In a chapter dignified by the title “Racial Philosophy in Dixon’s Novels,” his biographer, Raymond A. Cook, points out that the man felt perfectly cordial to other minority groups—he liked Jews, Catholics, and, inexplicably, was particularly fond of Turks. To him, the spectral foe of his youth, the imaginary night riders that the small boy had awaited behind his shotgun, was the only true enemy. And the only true heroes were the saviors of his boyhood: although his books helped bring about the rebirth of the KKK in the 1920’s, Dixon denounced this “renegade” Klan as a band of ruffians and opportunists, unworthy of the lofty traditions of the original.

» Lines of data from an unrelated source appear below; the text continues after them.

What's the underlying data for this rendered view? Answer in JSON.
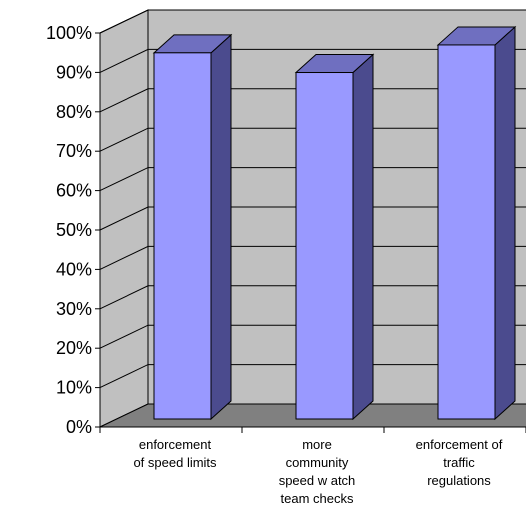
{
  "chart_data": {
    "type": "bar",
    "categories": [
      [
        "enforcement",
        "of speed limits"
      ],
      [
        "more",
        "community",
        "speed w atch",
        "team checks"
      ],
      [
        "enforcement of",
        "traffic",
        "regulations"
      ]
    ],
    "values": [
      97,
      92,
      99
    ],
    "yticks": [
      "0%",
      "10%",
      "20%",
      "30%",
      "40%",
      "50%",
      "60%",
      "70%",
      "80%",
      "90%",
      "100%"
    ],
    "ylim": [
      0,
      100
    ],
    "grid": true,
    "colors": {
      "bar_front": "#9999ff",
      "bar_side": "#4b4b8e",
      "bar_top": "#6f6fc0",
      "wall": "#c0c0c0",
      "floor": "#808080",
      "gridline": "#000000"
    }
  }
}
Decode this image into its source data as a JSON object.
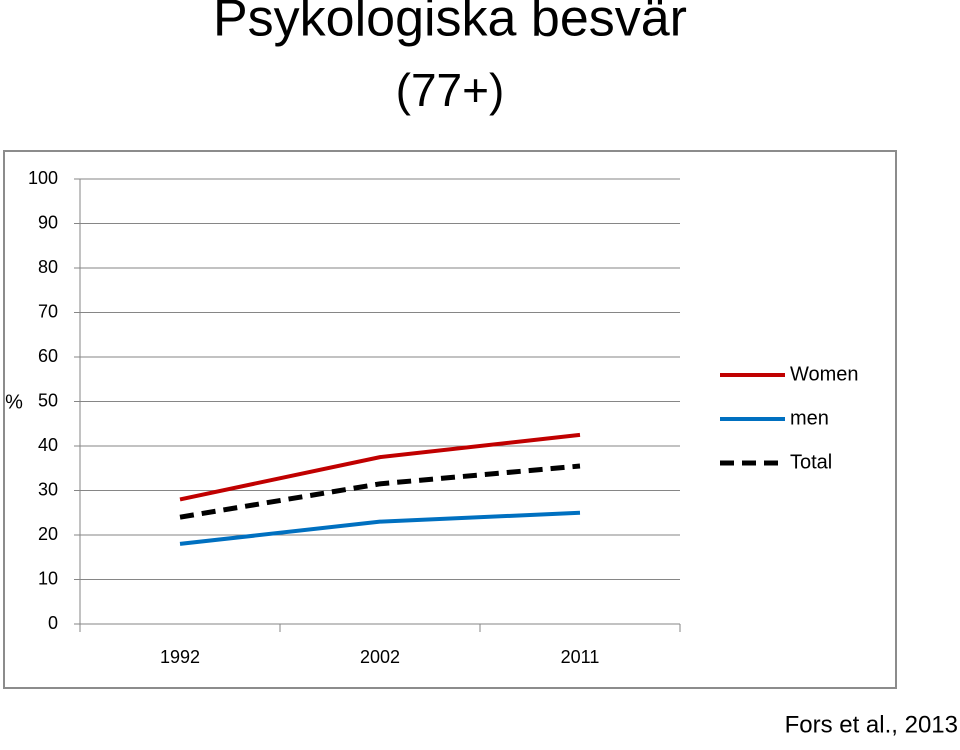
{
  "chart_data": {
    "type": "line",
    "title": "Psykologiska besvär",
    "subtitle": "(77+)",
    "y_label": "%",
    "annotation": "Fors et al., 2013",
    "categories": [
      "1992",
      "2002",
      "2011"
    ],
    "series": [
      {
        "name": "Women",
        "color": "#c00000",
        "values": [
          28,
          37.5,
          42.5
        ]
      },
      {
        "name": "men",
        "color": "#0070c0",
        "values": [
          18,
          23,
          25
        ]
      },
      {
        "name": "Total",
        "color": "#000000",
        "dashed": true,
        "values": [
          24,
          31.5,
          35.5
        ]
      }
    ],
    "ylim": [
      0,
      100
    ],
    "yticks": [
      0,
      10,
      20,
      30,
      40,
      50,
      60,
      70,
      80,
      90,
      100
    ],
    "grid": true,
    "legend": "right"
  }
}
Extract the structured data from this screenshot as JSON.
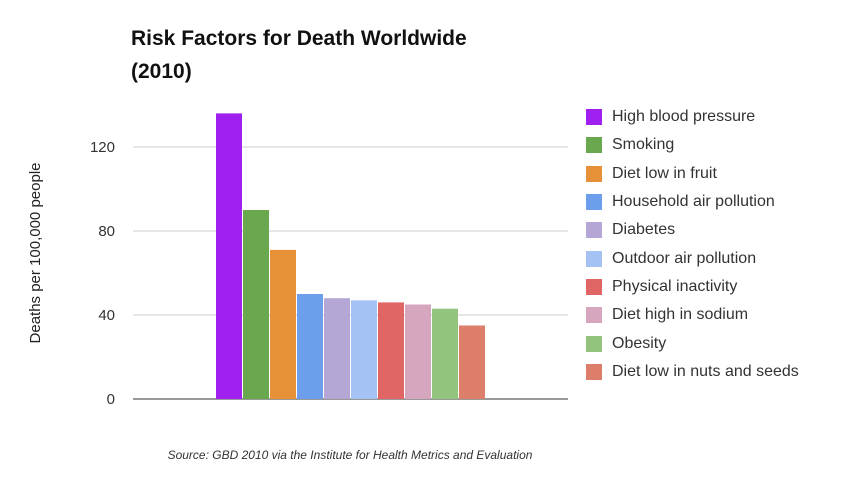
{
  "chart_data": {
    "type": "bar",
    "title_line1": "Risk Factors for Death Worldwide",
    "title_line2": "(2010)",
    "ylabel": "Deaths per 100,000 people",
    "ylim": [
      0,
      140
    ],
    "yticks": [
      0,
      40,
      80,
      120
    ],
    "grid": true,
    "legend_position": "right",
    "series": [
      {
        "name": "High blood pressure",
        "value": 136,
        "color": "#a020f0"
      },
      {
        "name": "Smoking",
        "value": 90,
        "color": "#6aa84f"
      },
      {
        "name": "Diet low in fruit",
        "value": 71,
        "color": "#e69138"
      },
      {
        "name": "Household air pollution",
        "value": 50,
        "color": "#6d9eeb"
      },
      {
        "name": "Diabetes",
        "value": 48,
        "color": "#b4a7d6"
      },
      {
        "name": "Outdoor air pollution",
        "value": 47,
        "color": "#a4c2f4"
      },
      {
        "name": "Physical inactivity",
        "value": 46,
        "color": "#e06666"
      },
      {
        "name": "Diet high in sodium",
        "value": 45,
        "color": "#d5a6bd"
      },
      {
        "name": "Obesity",
        "value": 43,
        "color": "#93c47d"
      },
      {
        "name": "Diet low in nuts and seeds",
        "value": 35,
        "color": "#dd7e6b"
      }
    ],
    "source": "Source: GBD 2010 via the Institute for Health Metrics and Evaluation"
  }
}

During the decade he devoted his efforts to making cautionary movies in his own studio—he was convinced he could outdo Griffith—and, when that fell through, to buying Florida land and building an artists’ colony in the North Carolina mountains. He lost heavily; in a few years he was broke. In 1939 a cerebral hemorrhage left Dixon a semi-invalid, but his hot, intemperate mind continued to function. He stuck to his writing, and was still on the barricades a few months after his stroke, when he finished the last of his twenty books, The Flaming Sword . In it, black Communists take over America and found the Soviet Republic of the United States. Dixon must have been bitter by this time; it is the only one of his race-struggle books that does not end with the re-establishment of white hegemony. He had high hopes for the novel, but his vogue had passed. One Southern critic saw the book as a relic, deserving “news treatment rather than literary criticism.” It didn’t sell.

Dixon died in 1946. Sixty years earlier he had written a poem to his fiancée which included the lines, “A hell of restlessness, I have drained, drained.”